ビスコ・イタリア中銀総裁は12日、ECBは金融緩和による刺激策の巻き戻しに際し、段階的かつ慎重に動くことが重要だと強調。インフレのリスクだけでなく、ユーロ圏各国の資金調達コストの乖離(かいり)によって生じるリスクに対処する用意もあるとした。

 ECBによる資産買い入れの縮小・終了をにらみ、ユーロ圏ではイタリアやギリシャなど周縁国の国債の対独国債スプレッド(利回り格差)がこのところ拡大している。そのあたりへの目配りをECBが忘れているわけではないと、ハト派のビスコ総裁が注意喚起した形である。

 米国においても、あわてて利上げを重ねることのリスクに言及する地区連銀総裁が、ここにきて何人か現れている。

パウエル議長の「立ち位置」に注目

 デイリー・サンフランシスコ連銀総裁は13日のテレビ出演で、3月のFOMCで利上げに動くものの、「その先については非常に注意深く見きわめることが望ましい」と発言。突然の積極的な行動は景気や物価を不安定化させるとした。

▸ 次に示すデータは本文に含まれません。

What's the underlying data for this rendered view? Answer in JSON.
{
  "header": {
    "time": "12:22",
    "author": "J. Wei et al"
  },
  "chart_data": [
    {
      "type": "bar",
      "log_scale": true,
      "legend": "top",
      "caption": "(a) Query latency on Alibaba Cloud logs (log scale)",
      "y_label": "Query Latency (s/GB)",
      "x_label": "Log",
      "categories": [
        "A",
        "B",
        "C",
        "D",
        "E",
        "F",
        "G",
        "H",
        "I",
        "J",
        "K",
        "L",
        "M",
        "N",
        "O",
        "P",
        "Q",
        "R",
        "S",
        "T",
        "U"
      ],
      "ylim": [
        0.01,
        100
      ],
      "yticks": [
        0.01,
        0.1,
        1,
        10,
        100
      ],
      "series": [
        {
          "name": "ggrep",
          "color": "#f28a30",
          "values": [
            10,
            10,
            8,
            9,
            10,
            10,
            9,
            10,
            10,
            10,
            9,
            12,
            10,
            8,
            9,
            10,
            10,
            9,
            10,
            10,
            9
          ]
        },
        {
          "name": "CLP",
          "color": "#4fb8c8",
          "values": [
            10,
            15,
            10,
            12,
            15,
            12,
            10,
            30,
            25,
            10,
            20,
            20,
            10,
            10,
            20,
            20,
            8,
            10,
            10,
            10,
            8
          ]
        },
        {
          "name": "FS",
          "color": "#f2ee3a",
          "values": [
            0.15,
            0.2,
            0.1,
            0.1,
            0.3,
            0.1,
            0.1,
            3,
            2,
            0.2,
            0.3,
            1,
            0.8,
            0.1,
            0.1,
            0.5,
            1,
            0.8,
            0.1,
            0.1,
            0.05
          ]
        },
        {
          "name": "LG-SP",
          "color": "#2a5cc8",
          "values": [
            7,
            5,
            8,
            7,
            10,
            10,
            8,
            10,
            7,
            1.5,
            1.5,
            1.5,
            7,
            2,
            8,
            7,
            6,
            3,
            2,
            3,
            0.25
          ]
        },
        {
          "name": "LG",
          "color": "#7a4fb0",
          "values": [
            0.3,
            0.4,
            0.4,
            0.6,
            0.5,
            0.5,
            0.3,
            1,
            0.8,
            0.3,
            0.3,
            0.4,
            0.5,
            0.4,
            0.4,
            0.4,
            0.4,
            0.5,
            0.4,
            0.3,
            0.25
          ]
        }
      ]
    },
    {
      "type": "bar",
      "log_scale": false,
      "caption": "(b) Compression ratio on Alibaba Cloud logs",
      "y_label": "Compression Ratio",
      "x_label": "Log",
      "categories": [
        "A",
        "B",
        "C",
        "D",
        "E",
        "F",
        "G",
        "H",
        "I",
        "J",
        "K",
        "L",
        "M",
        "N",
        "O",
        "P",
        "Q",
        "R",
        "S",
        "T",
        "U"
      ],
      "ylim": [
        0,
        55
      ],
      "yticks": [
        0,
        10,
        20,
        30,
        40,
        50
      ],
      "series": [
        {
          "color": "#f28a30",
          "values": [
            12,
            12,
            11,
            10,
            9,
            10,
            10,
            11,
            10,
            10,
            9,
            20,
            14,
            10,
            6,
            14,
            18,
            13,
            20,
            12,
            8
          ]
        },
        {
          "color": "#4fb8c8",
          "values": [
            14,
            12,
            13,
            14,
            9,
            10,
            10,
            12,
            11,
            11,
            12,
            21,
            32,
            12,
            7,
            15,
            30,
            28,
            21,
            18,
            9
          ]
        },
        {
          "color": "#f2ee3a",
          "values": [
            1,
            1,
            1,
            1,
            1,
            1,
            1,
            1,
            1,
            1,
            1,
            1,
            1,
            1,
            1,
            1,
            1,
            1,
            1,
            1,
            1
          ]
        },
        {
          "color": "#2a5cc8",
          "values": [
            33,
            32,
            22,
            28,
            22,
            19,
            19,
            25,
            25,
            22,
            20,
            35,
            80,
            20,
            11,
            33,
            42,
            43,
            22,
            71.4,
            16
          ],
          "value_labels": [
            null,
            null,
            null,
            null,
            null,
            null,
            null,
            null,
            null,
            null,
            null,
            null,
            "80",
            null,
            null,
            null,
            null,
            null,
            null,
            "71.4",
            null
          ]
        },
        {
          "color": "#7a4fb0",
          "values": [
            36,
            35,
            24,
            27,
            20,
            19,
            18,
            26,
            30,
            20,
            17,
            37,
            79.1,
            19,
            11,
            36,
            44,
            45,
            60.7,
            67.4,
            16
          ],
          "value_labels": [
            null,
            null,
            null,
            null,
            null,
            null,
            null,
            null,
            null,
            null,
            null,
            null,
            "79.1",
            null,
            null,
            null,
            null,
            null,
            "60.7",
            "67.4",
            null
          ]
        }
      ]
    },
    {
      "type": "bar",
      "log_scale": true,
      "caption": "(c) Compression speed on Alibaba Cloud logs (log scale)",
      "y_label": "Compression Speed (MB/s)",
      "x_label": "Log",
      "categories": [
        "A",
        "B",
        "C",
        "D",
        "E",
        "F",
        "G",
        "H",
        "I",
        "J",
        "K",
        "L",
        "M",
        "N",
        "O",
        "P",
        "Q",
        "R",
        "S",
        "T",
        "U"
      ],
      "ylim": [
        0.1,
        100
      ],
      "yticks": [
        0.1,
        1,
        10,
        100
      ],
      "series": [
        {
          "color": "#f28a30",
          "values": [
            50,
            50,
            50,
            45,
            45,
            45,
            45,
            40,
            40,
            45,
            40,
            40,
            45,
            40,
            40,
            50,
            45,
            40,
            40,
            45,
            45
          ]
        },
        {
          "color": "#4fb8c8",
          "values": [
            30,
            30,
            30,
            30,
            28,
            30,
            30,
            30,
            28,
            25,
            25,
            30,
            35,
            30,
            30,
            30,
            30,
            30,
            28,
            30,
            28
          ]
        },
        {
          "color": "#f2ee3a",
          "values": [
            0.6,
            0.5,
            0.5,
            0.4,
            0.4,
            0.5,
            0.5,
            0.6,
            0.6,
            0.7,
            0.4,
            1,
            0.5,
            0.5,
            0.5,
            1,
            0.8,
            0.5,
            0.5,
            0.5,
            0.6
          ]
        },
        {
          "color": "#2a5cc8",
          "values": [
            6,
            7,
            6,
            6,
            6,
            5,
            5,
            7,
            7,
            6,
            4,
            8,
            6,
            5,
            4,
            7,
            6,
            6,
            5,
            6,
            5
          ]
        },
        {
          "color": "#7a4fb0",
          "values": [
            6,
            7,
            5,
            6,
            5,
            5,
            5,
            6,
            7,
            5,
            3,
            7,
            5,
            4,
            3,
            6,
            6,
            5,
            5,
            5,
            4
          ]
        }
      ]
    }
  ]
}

 このほか、バーキン・リッチモンド連銀総裁も、3月の利上げ幅を通常の0.25ポイントではなく0.5ポイントとするなどアグレッシブな利上げを支持する発言からは、明確に距離を置いた。

 そうした意見対立がFOMC内にある中、パウエルFRB議長が今後とる「立ち位置」が大いに注目される。

 2022年の金融市場を予想する際、最大のポイントになるのはやはり、FRBの金融政策である。FRBによる急ピッチの利上げ、さらにはQTの実施は、米国景気の腰折れやグローバル金融市場の不安定化に結び付くリスクが高い。

 FRBが実際に利上げを重ねていく場合、米国債のイールドカーブ(利回り曲線)は逆イールドになるだろう。そのことは「リセッション(景気後退)の予兆」と受け取られて米国株の一段の下落を惹起(じゃっき)し、グローバル市場を大きな混乱に陥れるだろう。筆者はそのように予想している。